Die Schlüsselszene wird mehrfach erzählt: Wie Klaus Gysi (1912–1999) in der Spätphase der Weimarer Republik hinter dem Fenster der elterlichen Wohnung in Berlin eine Arbeiterdemonstration beobachtete. Plötzlich trat die sozialdemokratisch kontrollierte Polizei auf, schoss in die Menge – ein Toter blieb auf dem Platz. Alles sei besser als das, erkannte der Beobachter, trat in den kommunistischen Jugendverband ein, bald auch in die Partei. Während des Faschismus ins Exil geflohen, ging er auf Parteibeschluss 1940 nach Deutschland zurück und überlebte in der Illegalität. Nach dem Krieg übernahm er in der DDR verschiedene Aufgaben. 1957 bis 1966 leitete er den Aufbau-Verlag und war danach bis 1973 Kulturminister. Als Ulbricht-Mann wurde er unter Honecker zunächst auf verschiedene Botschafterposten abgeschoben. Von 1979 an bemühte er sich als Staatssekretär für Kirchenfragen um die Stabilisierung der DDR, während Stagnation und Verfall immer deutlicher wurden. Ein Jahr vor der Maueröffnung ging er 76jährig in den Ruhestand.

Sein Sohn Andreas Goldstein skizziert in dem Film »Der Funktionär« weniger dieses Leben als seine Beziehung zu dem Vater und gerade dadurch ein Bild von Geschichte. Es handelt sich kaum um einen Dokumentarfilm. Historische Aufnahmen sind sparsam verwendet, Zeitzeugen fehlen ganz. Über weite Strecken sieht man Goldsteins alte Fotos, die Zimmer, Landschaften, Straßen zeigen – oft verwackelt, manchmal vergilbt. Oder die starre Kamera fängt Straßenszenen ein, die scheinbar ohne Bezug zu Gysis Leben sind; anhand von Autotypen, Straßenwerbung und Farbgebung versucht der Zuschauer zu erschließen, ob sie vor oder nach dem Anschluss der DDR entstanden sind. Dazu hört man einen Sprecher, der aus einer Ich-Perspektive berichtet. Der Text wirkt erst einmal einfach, die Sätze sind extrem kurz.

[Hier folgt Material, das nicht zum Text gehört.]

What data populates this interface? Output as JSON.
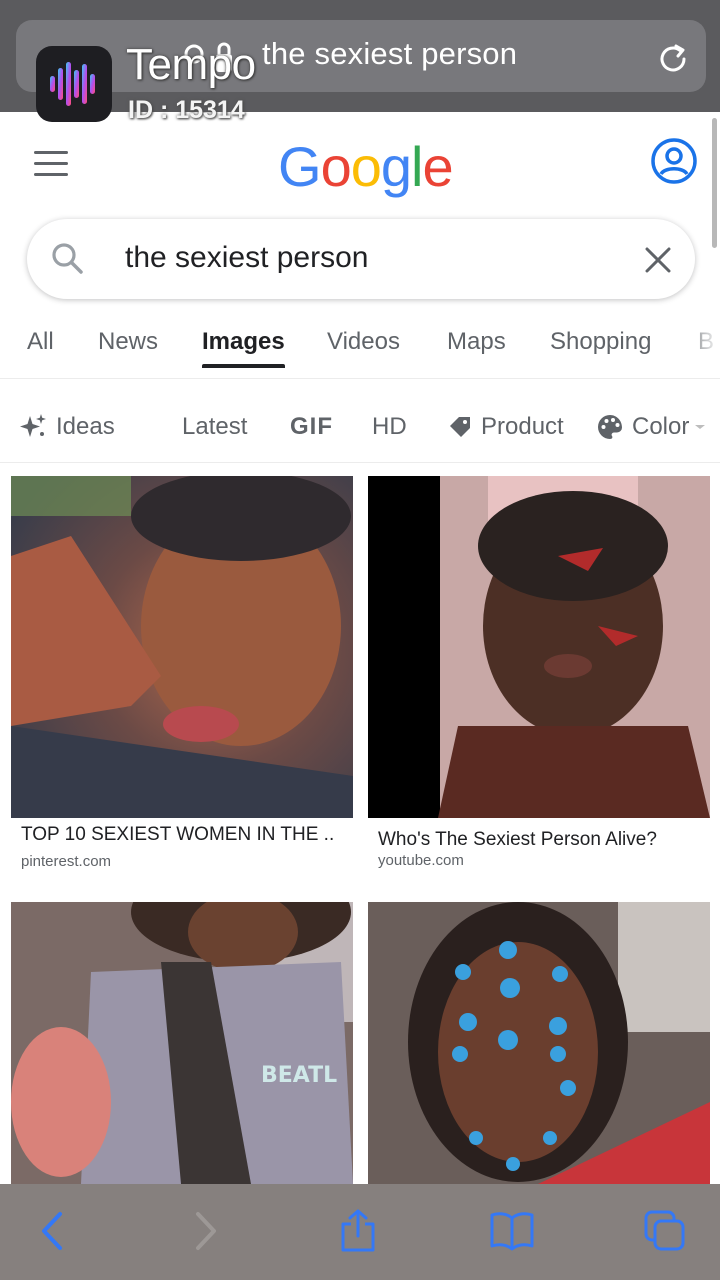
{
  "browser": {
    "url_text": "the sexiest person"
  },
  "overlay": {
    "app_name": "Tempo",
    "app_id": "ID : 15314"
  },
  "google": {
    "logo_letters": [
      "G",
      "o",
      "o",
      "g",
      "l",
      "e"
    ],
    "logo_colors": [
      "#4285F4",
      "#EA4335",
      "#FBBC05",
      "#4285F4",
      "#34A853",
      "#EA4335"
    ]
  },
  "search": {
    "query": "the sexiest person"
  },
  "tabs": [
    {
      "label": "All",
      "active": false
    },
    {
      "label": "News",
      "active": false
    },
    {
      "label": "Images",
      "active": true
    },
    {
      "label": "Videos",
      "active": false
    },
    {
      "label": "Maps",
      "active": false
    },
    {
      "label": "Shopping",
      "active": false
    },
    {
      "label": "B",
      "active": false
    }
  ],
  "filters": [
    {
      "label": "Ideas",
      "icon": "sparkle-icon"
    },
    {
      "label": "Latest",
      "icon": ""
    },
    {
      "label": "GIF",
      "icon": ""
    },
    {
      "label": "HD",
      "icon": ""
    },
    {
      "label": "Product",
      "icon": "tag-icon"
    },
    {
      "label": "Color",
      "icon": "palette-icon"
    }
  ],
  "results": [
    {
      "title": "TOP 10 SEXIEST WOMEN IN THE ..",
      "source": "pinterest.com"
    },
    {
      "title": "Who's The Sexiest Person Alive?",
      "source": "youtube.com"
    },
    {
      "title": "",
      "source": ""
    },
    {
      "title": "",
      "source": ""
    }
  ],
  "bottom_bar": {
    "icons": [
      "back-icon",
      "forward-icon",
      "share-icon",
      "bookmarks-icon",
      "tabs-icon"
    ],
    "accent": "#3478F6"
  }
}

Das aber ist das Ergebnis von Verdichtung. Begebenheiten werden rekapituliert, Gedanken über die Geschichte des Sozialismus und Geschichte überhaupt sehr prägnant formuliert. Das Aphoristische birgt Erkenntnis, man würde es zuweilen gern nachlesen. Die literarische Qualität geht an die Grenze dessen, was in einem Essayfilm möglich ist.

Goldstein war noch ein Kleinkind, als der Vater Minister wurde und aufgrund zahlreicher Termine nur selten zu Hause war; er war neun Jahre alt, als sich Gysi von seiner Mutter trennte und Botschafter in Rom wurde. Eine enge Beziehung konnte so nicht entstehen. Immerhin erinnert sich der Regisseur an prägnante Gespräche mit einem Mann, der viel erlebt hat. Dabei bleibt freilich etwas Maskenhaftes. »Der Funktionär« ist auch der Versuch einer Annäherung, die scheitert.

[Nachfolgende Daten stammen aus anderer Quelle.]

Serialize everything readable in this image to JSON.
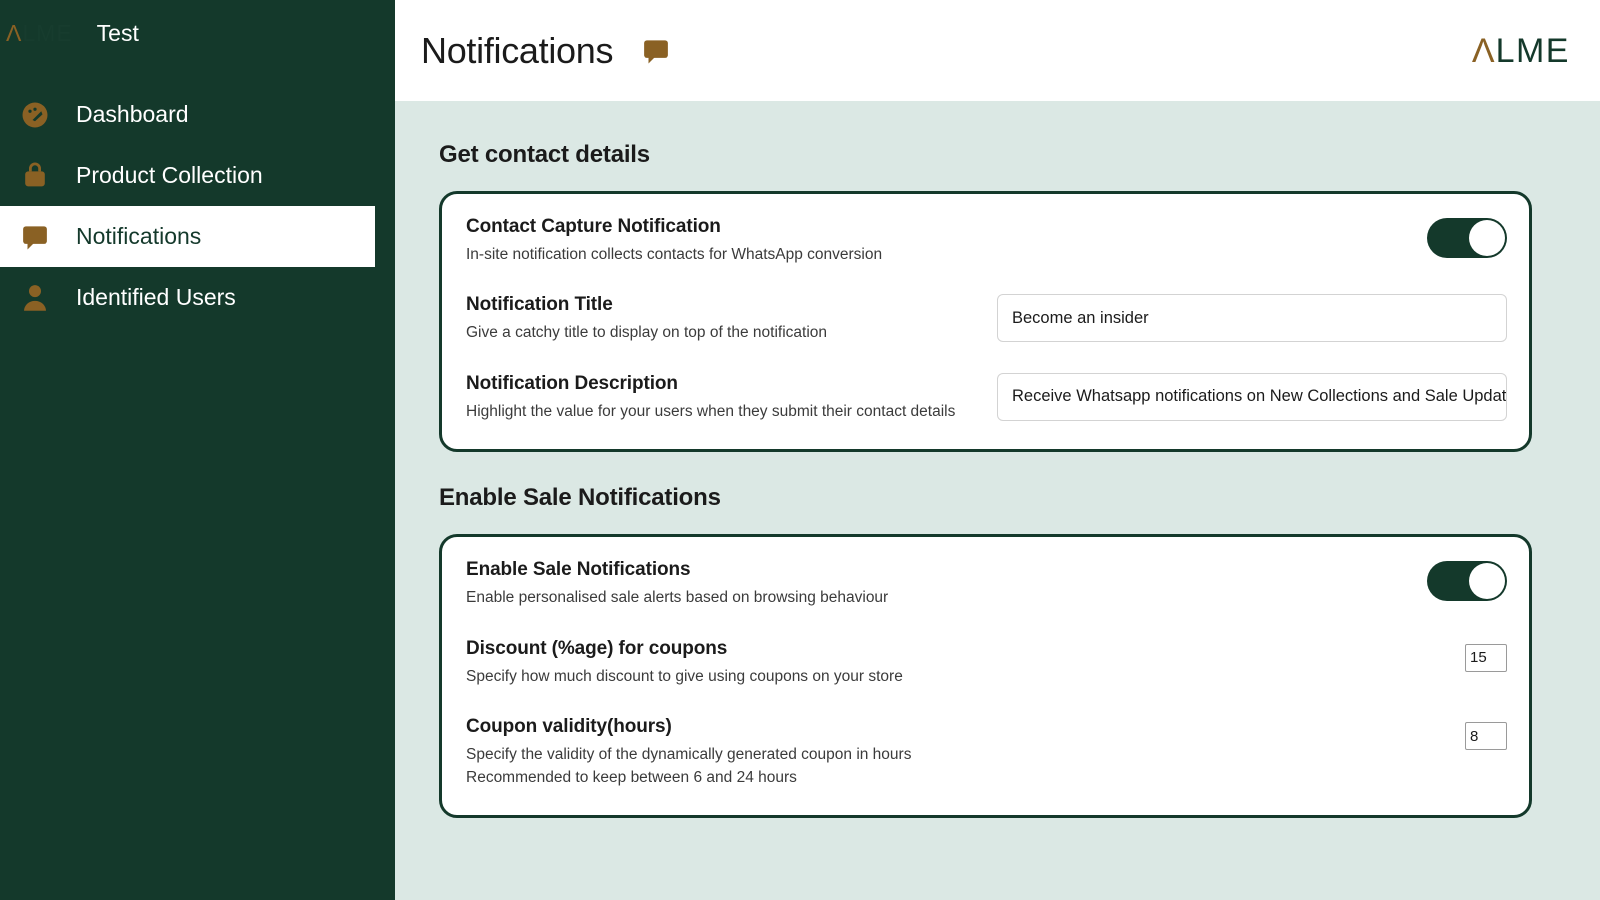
{
  "sidebar": {
    "logo": {
      "chevron": "Λ",
      "rest": "LME",
      "icon": "alme-logo-icon"
    },
    "store_name": "Test",
    "items": [
      {
        "label": "Dashboard",
        "icon": "dashboard-gauge-icon",
        "active": false
      },
      {
        "label": "Product Collection",
        "icon": "shopping-bag-icon",
        "active": false
      },
      {
        "label": "Notifications",
        "icon": "speech-bubble-icon",
        "active": true
      },
      {
        "label": "Identified Users",
        "icon": "user-person-icon",
        "active": false
      }
    ]
  },
  "header": {
    "title": "Notifications",
    "title_icon": "speech-bubble-icon",
    "brand": {
      "chevron": "Λ",
      "rest": "LME"
    }
  },
  "sections": [
    {
      "heading": "Get contact details",
      "rows": [
        {
          "label": "Contact Capture Notification",
          "desc": "In-site notification collects contacts for WhatsApp conversion",
          "control": "toggle",
          "toggle_on": true
        },
        {
          "label": "Notification Title",
          "desc": "Give a catchy title to display on top of the notification",
          "control": "text",
          "value": "Become an insider"
        },
        {
          "label": "Notification Description",
          "desc": "Highlight the value for your users when they submit their contact details",
          "control": "text",
          "value": "Receive Whatsapp notifications on New Collections and Sale Updates"
        }
      ]
    },
    {
      "heading": "Enable Sale Notifications",
      "rows": [
        {
          "label": "Enable Sale Notifications",
          "desc": "Enable personalised sale alerts based on browsing behaviour",
          "control": "toggle",
          "toggle_on": true
        },
        {
          "label": "Discount (%age) for coupons",
          "desc": "Specify how much discount to give using coupons on your store",
          "control": "number",
          "value": "15"
        },
        {
          "label": "Coupon validity(hours)",
          "desc": "Specify the validity of the dynamically generated coupon in hours",
          "desc2": "Recommended to keep between 6 and 24 hours",
          "control": "number",
          "value": "8"
        }
      ]
    }
  ],
  "colors": {
    "sidebar_bg": "#14392b",
    "page_bg": "#dbe8e4",
    "accent_brown": "#8a6124",
    "card_border": "#14392b",
    "toggle_on": "#14392b"
  }
}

Klaus Gysi erscheint vor allem als Mann, der durchs Reden lebte. Sein Sohn beobachtet einen Verfall: In frühen Aufnahmen aus den 50er Jahren, als es gegen Faschisten in der Bundesrepublik ging, finden sich klare Aussagen. Je länger Gysi Minister war, desto phrasenhafter wurden seine Angaben zur Entwicklung des sozialistischen Menschen mittels Kultur. In einem Fernsehgespräch mit Günter Gaus nach 1989 findet Goldstein dann nur noch moralisierendes Ausweichen. Die Berliner Urszene, die Gysi im Gespräch mit Gaus ein weiteres Mal erzählt, scheint nur noch dazu zu dienen, eine politische Analyse zu verhindern.

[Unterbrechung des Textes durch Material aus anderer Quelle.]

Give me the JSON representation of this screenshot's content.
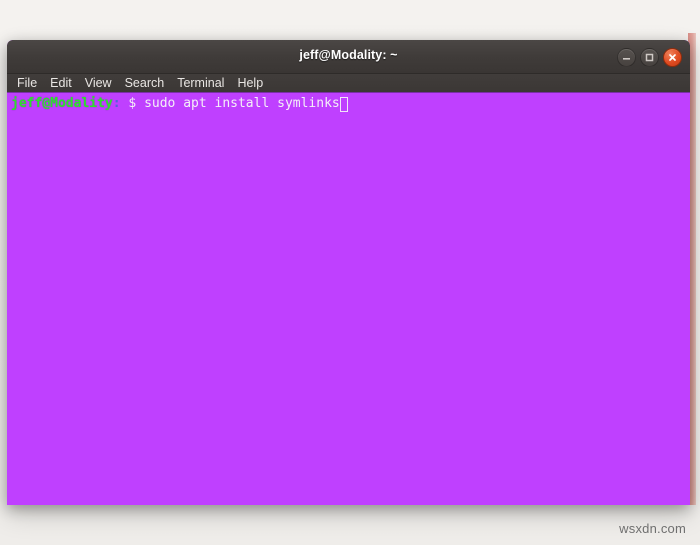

Vielleicht muss eine biographische Annäherung an solchen Punkten scheitern. Goldstein kann Fernsehauftritte unter dem Gesichtspunkt der Rhetorik analysieren. Erhellend ist, wie er drei Diskussionsrunden kommentiert, an denen der Kulturminister Gysi im DDR-Fernsehen teilnahm. In der frühesten tauscht er noch mit einem Betriebsleiter Argumente aus, was an Kultur für welche Beschäftigten zugänglich ist. In der zweiten trägt er vor, und die anderen haben zu warten, bis er fertig ist. In der letzten ist Ulbricht schon gestürzt, Honeckers Parteileute sitzen mit im Studio, und der Minister spricht aus einer Position der Schwäche.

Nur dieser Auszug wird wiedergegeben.